Take foraging or kitchen scissors, and a Tupperware box you don’t mind getting stained. Snip the elderberry heads into the Tupperware box, then once home, pop them in the freezer for a couple of hours. 

Preparation 

Cover yourself with an apron or wear old clothes and gloves, as these inky berries will leave their mark. Strip the elderberries from their stems, either by hand or by lightly combing through with a fork to loosen them. Rinse well in a sieve or colander, removing the smaller stalks and any unripe berries - this can feel like an arduous process, but you can lose yourself in the monotony.

Process 

Add the washed berries to a saucepan, along with your spices: a couple of sprigs of fresh thyme, a chunk of grated fresh ginger, star anise, cardamom pods and juniper berries, crushed a little to release their flavour.

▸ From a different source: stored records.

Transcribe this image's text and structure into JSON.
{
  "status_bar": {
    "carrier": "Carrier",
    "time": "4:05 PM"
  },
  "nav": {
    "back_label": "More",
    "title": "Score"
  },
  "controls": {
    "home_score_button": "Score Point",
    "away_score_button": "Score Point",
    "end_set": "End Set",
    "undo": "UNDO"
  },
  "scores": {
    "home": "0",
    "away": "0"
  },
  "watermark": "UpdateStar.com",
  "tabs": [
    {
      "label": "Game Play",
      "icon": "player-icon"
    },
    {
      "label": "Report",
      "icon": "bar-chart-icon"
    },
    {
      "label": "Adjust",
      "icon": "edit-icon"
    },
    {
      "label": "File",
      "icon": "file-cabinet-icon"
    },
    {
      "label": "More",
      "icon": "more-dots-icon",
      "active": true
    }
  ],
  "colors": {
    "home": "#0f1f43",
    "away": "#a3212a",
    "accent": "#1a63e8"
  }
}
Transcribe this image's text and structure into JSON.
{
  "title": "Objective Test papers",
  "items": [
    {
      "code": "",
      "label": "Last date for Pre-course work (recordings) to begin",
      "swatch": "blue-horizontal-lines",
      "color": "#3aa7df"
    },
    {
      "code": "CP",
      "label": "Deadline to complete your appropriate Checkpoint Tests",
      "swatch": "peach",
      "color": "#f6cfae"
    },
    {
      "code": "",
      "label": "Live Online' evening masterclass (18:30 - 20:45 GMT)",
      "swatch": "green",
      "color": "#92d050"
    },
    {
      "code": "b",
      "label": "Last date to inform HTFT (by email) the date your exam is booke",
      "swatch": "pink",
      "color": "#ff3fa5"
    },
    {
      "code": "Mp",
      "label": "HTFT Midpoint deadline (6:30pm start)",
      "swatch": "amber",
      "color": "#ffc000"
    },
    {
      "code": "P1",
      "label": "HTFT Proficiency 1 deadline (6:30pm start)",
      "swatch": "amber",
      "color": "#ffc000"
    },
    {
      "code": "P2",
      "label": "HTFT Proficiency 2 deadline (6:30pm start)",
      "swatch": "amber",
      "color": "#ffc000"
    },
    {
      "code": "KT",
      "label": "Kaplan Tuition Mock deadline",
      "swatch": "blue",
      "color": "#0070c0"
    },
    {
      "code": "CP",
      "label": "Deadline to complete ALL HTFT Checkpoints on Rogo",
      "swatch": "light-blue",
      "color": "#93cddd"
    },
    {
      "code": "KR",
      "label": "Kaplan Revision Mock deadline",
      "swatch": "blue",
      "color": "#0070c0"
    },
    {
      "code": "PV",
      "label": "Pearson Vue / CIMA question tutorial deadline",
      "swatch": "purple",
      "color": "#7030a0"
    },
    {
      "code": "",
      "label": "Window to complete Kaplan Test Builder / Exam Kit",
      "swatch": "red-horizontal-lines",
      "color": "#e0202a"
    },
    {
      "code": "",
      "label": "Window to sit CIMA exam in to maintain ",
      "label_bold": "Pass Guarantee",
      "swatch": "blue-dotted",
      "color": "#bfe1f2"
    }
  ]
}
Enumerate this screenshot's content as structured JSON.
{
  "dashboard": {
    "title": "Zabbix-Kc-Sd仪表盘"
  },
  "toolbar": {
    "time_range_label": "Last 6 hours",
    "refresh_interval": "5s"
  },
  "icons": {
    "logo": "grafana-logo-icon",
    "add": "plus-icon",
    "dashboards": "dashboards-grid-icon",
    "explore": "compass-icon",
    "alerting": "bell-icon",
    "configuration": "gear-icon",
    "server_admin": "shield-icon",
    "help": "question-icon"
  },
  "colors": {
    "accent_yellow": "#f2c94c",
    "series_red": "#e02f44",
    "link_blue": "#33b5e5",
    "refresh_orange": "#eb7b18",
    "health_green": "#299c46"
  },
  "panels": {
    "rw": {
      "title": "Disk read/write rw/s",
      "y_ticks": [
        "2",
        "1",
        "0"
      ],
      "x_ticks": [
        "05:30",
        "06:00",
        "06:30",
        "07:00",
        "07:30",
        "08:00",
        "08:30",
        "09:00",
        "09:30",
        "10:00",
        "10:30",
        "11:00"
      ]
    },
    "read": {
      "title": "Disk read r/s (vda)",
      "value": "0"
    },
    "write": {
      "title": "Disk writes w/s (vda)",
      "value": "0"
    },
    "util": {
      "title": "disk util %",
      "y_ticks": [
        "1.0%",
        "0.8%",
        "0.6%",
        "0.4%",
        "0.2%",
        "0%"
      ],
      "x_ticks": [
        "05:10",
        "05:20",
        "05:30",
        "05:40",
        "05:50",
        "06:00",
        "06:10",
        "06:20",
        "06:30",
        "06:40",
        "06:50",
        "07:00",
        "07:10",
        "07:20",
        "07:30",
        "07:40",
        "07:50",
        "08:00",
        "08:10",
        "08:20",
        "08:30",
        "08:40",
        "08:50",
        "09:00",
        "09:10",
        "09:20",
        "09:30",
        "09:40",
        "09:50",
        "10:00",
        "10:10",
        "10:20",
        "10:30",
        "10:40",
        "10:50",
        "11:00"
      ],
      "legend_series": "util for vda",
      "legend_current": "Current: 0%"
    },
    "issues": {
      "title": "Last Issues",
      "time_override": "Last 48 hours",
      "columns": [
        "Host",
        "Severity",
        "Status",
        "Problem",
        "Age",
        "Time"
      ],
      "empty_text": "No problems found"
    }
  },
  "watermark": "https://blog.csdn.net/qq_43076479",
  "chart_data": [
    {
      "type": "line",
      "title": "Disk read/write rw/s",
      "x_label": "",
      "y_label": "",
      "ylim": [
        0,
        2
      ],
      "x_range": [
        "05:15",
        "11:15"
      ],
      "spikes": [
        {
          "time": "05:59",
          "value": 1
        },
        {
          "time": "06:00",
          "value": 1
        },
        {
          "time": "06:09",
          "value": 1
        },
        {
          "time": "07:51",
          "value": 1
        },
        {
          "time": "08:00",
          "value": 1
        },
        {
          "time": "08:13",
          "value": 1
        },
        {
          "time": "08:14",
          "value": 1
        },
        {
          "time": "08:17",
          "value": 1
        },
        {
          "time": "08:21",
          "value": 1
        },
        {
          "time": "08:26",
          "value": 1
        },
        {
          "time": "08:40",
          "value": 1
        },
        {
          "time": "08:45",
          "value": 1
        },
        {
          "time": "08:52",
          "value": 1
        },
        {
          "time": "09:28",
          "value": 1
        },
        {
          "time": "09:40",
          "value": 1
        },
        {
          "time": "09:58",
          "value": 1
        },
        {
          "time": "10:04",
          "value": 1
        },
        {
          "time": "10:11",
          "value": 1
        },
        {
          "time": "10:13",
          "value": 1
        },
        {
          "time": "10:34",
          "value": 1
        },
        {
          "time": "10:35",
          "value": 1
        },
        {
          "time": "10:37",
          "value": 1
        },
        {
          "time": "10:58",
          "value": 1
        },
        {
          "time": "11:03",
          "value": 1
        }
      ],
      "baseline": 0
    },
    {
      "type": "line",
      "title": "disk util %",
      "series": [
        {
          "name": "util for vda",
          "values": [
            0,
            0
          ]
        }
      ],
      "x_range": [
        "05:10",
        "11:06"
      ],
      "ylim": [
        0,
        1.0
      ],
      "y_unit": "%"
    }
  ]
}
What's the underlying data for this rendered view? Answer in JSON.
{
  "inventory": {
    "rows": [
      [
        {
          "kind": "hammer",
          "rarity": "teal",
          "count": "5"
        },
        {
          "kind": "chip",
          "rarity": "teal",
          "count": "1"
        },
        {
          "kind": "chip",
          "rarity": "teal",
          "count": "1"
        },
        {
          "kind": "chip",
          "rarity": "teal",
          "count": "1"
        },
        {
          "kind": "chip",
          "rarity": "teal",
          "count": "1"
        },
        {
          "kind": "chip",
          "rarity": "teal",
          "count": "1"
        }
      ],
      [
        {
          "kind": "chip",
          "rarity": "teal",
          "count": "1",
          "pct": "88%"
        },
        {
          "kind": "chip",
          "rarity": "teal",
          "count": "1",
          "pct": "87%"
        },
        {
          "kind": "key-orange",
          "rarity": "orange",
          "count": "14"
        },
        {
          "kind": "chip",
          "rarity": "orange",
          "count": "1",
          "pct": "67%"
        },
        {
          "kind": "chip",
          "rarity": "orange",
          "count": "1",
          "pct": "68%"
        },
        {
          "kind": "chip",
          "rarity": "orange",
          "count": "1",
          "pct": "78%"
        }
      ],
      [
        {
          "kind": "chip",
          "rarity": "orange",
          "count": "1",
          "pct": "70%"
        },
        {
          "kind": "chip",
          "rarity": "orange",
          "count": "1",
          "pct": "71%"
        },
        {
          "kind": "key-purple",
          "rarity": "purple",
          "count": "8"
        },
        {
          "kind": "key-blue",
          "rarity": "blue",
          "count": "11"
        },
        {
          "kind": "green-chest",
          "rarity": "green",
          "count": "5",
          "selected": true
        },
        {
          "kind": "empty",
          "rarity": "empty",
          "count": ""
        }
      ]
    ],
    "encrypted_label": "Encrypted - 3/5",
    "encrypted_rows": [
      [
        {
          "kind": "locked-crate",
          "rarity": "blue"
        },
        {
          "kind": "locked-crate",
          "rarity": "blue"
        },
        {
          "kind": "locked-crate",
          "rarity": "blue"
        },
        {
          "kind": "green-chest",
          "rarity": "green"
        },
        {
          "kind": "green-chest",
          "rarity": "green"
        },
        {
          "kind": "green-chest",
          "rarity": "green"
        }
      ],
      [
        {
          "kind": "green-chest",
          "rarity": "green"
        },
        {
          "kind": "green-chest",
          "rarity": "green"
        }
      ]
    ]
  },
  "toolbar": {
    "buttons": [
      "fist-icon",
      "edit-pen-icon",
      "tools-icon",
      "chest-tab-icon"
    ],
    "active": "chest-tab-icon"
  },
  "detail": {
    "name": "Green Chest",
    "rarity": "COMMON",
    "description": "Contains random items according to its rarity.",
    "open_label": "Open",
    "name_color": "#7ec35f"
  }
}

Cover all ingredients with water, bring to a low boil, then simmer for 20 minutes, stirring until your liquor is richly coloured and scented.

Strain the liquor through muslin or sieve into a measuring jug to measure. Return to the saucepan and add organic, unrefined sugar - for every 500ml of liquor you’ll need around 300g of sugar. Simmer and stir for another 10 minutes until the sugar has fully dissolved, then pour the syrup into sterilised bottles to store in a cool, dark place. 

Foraging Notes

When foraging for any wild plants, be sure to identify them carefully and accurately. The elder is an easy tree to recognise especially when in flower of berry. It has gnarled grey bark and pointed oval leaves with serrated edges that grow in leaflets of two opposite pairs. The berries are tiny, deep black, hung from red-tinted stems.

Forage your elderberries by harvesting the whole 'head' of the elderberry (meaning the stem with all the elderberries attached). If you attempt to pick the individual berries, you'll make a lot of mess and collect very few berries!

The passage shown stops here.